= Cispius =

Cispius is the nomen of the Roman gens Cispia.

==Cispius Laevus==

The Mons Cispius, or Cispian Hill, is one of several summits of the Esquiline Hill in Rome. The grammarian Festus says that it was named for a Cispius Laevus of Anagnia, of the Publilia voting tribe (tribus). This Cispius may be legendary.

==Marcus Cispius==

Marcus Cispius was a tribune of the plebs in 57 BC, and was among those tribunes who actively supported Cicero in his efforts to overturn the legislation that brought about his exile. Earlier, however, Cicero had brought a civil suit in which he spoke against Cispius, his brother, and their father.

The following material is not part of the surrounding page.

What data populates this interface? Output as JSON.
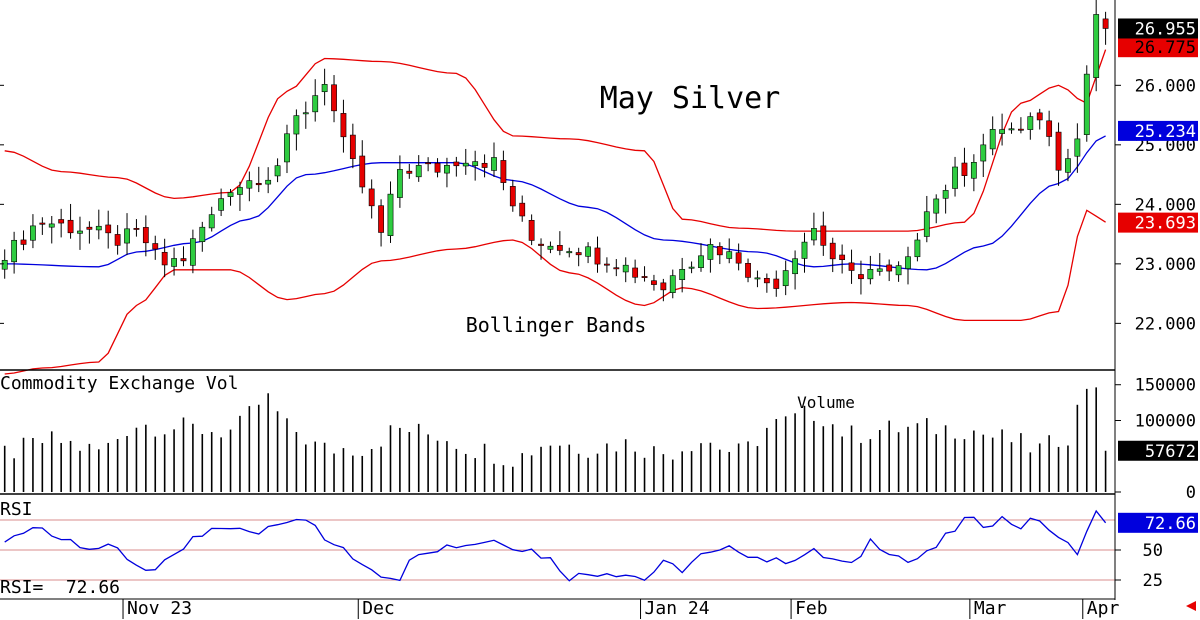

Sometime after Cispius's tribunate, most likely in early 56, he was defended by Cicero on a charge of electoral corruption (ambitus) and convicted. Cicero calls him "a man of character and principle." The two men maintained their friendship in the 50s; in 55, Cicero wrote a letter of recommendation to the proconsul of Africa, Q. Valerius Orca, on behalf of men associated with Cispius. Cispius may have been a praetor sometime after 54.

==Lucius Cispius (Laevus)==

Lucius Cispius, probably with the cognomen Laevus, was a commander of the fleet (praefectus classis) in 46 BC, serving under Julius Caesar. He took part in the blockade of Thapsus. Cispius was not of senatorial rank, and has been tentatively linked to a pottery manufacturing family in Arretium. It is possible that he was the son of Marcus Cispius (above), though this filiation would place them on opposite sides in the civil war. In 43, a Cispius Laevus was a legate of Munatius Plancus, carrying dispatches to Rome for him; this man was most likely Caesar's naval commander.